The chime of the bells on the main door sounded. My clients, no doubt.
“Out,” I said, keeping my voice low.
“I apparently showed up to town too early,” she said, not only not leaving, but kicking her motorcycle-boot-clad feet onto the surface of my desk. “Fast-rotting corpses are interesting, but a relic thief who died while the crime was in progress isn’t exactly the kind of case I tend to get called in on. The precogs have no more clues for me yet, so I just have to cool my heels. I’m not good at that. But you seem to attract the scary and strange like it’s a hobby, so I figure I’ll stick close to you, at least until something more interesting arises.”
Outside my open office door, I could hear Ms. B talking to someone. “Out,” I said again. “My clients have a right to privacy.”
“You’re a magic-eye, not a doctor.” “Magic-eye” was an insulting term for a private investigator who used magic and no real investigative work to solve cases, and based on the way her eyes twinkled as she said it, she meant it as the insult it was. “No one will even know I’m here, unless you make a big fuss.”
That at least was true. Unless my client was a sensitive.
Footsteps sounded in the hall. Since the door was open, Ms. B knocked on the frame.
“Your scheduled appointment is here,” she said, her tone making it clear that Briar was not on her schedule.
Briar dutifully dropped her legs and vacated my chair, but she didn’t leave the room. Instead she moved to the corner and leaned against the far wall. There wasn’t much I could do. Even if I called the cops, she outranked most of the locals in her role as an investigator for the Magical Crimes Investigation Bureau—I’d learned that the last time she’d been in town.

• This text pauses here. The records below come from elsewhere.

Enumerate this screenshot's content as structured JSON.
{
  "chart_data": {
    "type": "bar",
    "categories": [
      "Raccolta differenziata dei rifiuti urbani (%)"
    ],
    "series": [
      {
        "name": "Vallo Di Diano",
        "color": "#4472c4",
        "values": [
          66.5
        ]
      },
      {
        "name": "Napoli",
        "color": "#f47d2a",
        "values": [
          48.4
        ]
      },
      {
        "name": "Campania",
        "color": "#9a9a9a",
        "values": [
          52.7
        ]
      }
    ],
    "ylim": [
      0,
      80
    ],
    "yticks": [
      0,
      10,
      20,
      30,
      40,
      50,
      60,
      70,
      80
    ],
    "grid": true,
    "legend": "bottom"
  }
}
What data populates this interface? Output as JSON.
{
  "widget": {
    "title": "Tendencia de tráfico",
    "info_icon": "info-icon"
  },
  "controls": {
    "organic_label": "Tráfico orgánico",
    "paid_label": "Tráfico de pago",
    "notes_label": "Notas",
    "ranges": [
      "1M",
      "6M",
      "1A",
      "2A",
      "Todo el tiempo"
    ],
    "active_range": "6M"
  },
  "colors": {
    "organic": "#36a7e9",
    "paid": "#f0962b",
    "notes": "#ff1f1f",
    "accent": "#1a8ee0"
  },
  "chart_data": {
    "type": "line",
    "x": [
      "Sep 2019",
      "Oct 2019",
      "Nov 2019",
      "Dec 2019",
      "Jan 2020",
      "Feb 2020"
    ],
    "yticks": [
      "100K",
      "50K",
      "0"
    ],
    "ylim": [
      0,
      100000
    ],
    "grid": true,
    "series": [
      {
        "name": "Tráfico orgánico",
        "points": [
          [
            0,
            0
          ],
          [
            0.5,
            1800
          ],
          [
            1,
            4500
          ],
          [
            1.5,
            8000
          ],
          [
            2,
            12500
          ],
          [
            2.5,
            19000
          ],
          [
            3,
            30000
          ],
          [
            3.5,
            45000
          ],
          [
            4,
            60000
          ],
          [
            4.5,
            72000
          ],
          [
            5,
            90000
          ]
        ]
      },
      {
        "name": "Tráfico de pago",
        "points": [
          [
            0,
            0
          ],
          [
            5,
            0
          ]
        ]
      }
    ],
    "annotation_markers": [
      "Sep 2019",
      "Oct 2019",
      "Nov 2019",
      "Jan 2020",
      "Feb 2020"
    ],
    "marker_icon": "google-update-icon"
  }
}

So I chose to ignore her presence and hoped she’d keep her word about my clients not knowing she was present. Walking around my desk, I sat down and pulled my laptop out of my bag, setting it up before
turning and nodding at Ms. B.
“Show them in.”
• • •
I pushed the box of tissues across my desk, closer to the clients sitting in the chairs in front of me. Rachael Saunders immediately grabbed two, dabbing them at her nose. Her husband, Rue Saunders, stared down at his hands. He’d done that since he’d sat down, letting his wife tell their sob-broken story of loss.
“Katie was only six,” she said, grabbing a third tissue. “She was planned. Wished for. We were older already when she was born.”
I nodded in what I hoped was a sympathetic manner. This story had been convoluted at best, and all I’d gathered so far was that they’d lost their daughter to a blood illness. Some days I wished I had time to take a couple of courses on grief counseling because while I was excellent when it came to speaking to the dead, I found it a lot harder to handle the bereaved families. Shades were just memories animated with magic. With the living I had to worry about offending, and I had to navigate a business contract while they were focused on lost loved ones. It didn’t help that I couldn’t utter the simple words “I’m sorry for your loss.” My recently awakened fae nature wouldn’t allow me to express even insincere condolences without creating a debt that could be called in.
When Rachael paused for a particularly jagged breath, I seized my chance to interrupt her story.
“Katie was very young,” I said. “What are you hoping to learn from speaking to her shade?”
Rue looked up for the first time. His eyes were dry, hard, but bloodshot and tired. “‘Her shade’? We have no interest in her shade, Miss Craft. We want you to find her ghost.”
“I don’t—” I started.
His wife interrupted me. “We saw you on TV, last summer. With the ghost. You can talk to ghosts.”